The Globe and Mail is Canada’s national newspaper with the second largest broadsheet circulation in the country. It has enormous influence on Canada’s political and business elite.
Bob Rae was Premier of Ontario 1990-1995, a federal Member of Parliament 2008-2013 and leader of the federal Liberal Party 2011-2013.
Some of the reactions to the Supreme Court’s decision in the Tsilhqot’in First Nation case, which requires pipeline projects and similar developments to seek aboriginal approval, are so over the top they cannot go without comment.
Nearly forty years ago a case from the Nisga’a community known as Calder made a similar long journey through the courts, and it was there that the Supreme Court (long before the Charter) held that the arguments from both Ottawa and British Columbia that no aboriginal title or claims survived the arrival of European settlement was wrong.

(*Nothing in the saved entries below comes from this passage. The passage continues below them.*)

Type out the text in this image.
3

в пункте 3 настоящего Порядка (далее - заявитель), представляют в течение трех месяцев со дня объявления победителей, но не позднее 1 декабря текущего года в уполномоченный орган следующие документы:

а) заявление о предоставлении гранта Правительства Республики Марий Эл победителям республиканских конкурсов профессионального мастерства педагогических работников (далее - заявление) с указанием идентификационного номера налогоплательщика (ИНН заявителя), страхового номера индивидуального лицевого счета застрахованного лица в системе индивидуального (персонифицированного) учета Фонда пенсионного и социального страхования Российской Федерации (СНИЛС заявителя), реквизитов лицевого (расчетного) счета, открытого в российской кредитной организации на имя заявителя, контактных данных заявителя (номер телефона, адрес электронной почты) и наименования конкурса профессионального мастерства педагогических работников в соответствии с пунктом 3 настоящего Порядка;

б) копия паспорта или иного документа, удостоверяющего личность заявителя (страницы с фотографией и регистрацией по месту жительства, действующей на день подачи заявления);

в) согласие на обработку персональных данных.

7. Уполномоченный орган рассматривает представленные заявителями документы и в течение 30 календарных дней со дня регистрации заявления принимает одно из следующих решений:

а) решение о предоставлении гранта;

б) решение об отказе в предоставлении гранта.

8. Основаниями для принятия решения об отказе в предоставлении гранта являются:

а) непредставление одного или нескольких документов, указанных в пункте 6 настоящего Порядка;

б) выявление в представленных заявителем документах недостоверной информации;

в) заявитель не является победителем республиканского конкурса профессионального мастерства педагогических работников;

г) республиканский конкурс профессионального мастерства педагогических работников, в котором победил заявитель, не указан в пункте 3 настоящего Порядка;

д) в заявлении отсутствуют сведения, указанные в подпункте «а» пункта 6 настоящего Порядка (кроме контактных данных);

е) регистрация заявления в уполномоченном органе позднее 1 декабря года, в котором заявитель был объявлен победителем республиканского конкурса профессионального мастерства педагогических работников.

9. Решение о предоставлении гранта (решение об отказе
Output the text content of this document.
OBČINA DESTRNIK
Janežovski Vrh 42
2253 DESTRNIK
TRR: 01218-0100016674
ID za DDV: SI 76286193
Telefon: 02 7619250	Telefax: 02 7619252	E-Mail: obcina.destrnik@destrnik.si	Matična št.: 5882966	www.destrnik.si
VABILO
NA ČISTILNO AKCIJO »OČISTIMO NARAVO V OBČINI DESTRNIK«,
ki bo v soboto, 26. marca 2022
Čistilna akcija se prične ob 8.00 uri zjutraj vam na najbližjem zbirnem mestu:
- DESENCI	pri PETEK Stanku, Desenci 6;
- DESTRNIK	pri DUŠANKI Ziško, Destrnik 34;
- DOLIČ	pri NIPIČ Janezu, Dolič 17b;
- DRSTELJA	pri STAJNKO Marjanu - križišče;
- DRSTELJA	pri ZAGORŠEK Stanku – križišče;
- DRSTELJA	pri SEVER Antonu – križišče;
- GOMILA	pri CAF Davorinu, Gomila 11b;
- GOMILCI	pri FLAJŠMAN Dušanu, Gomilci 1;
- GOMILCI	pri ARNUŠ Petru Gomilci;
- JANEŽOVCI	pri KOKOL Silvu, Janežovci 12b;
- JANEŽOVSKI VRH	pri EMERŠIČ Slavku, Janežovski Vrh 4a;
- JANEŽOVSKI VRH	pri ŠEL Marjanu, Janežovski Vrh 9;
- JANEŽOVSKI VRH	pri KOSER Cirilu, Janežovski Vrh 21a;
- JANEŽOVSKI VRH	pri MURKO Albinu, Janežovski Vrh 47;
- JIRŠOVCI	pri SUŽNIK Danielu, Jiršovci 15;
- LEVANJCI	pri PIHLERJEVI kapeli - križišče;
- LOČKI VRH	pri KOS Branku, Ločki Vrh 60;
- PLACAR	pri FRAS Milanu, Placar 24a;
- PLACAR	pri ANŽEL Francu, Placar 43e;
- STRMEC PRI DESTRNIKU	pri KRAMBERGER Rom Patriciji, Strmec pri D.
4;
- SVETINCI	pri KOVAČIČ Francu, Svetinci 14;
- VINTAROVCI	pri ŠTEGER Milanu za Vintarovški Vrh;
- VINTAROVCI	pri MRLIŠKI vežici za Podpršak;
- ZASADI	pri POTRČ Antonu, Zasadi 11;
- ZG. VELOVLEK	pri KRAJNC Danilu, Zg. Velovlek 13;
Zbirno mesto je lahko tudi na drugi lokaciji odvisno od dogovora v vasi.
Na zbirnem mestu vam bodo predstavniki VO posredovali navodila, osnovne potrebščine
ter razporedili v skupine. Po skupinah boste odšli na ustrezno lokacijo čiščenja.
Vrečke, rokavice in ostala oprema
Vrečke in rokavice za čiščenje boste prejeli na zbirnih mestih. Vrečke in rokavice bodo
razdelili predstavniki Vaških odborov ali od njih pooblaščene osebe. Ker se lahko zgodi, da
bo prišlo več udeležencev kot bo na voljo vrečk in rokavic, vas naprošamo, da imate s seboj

The invasion and occupation of the Americas had been seen by imperial powers as a conquest of empty land, whose borders and boundaries were decided by any number of treaties and agreements signed in Europe. In the sixteenth century there was even a theological argument in the Valladolid debate about whether aboriginals were human. The doctrine of “terra nullius” was often invoked to assert the legal fiction that these lands belonged to “no one” before they were “discovered” by white people from Europe.
The Calder decision rightly blew those doctrines out of the water, and urged governments, First Nations, and other aboriginal peoples to sort out their relationships on the basis of equality and respect.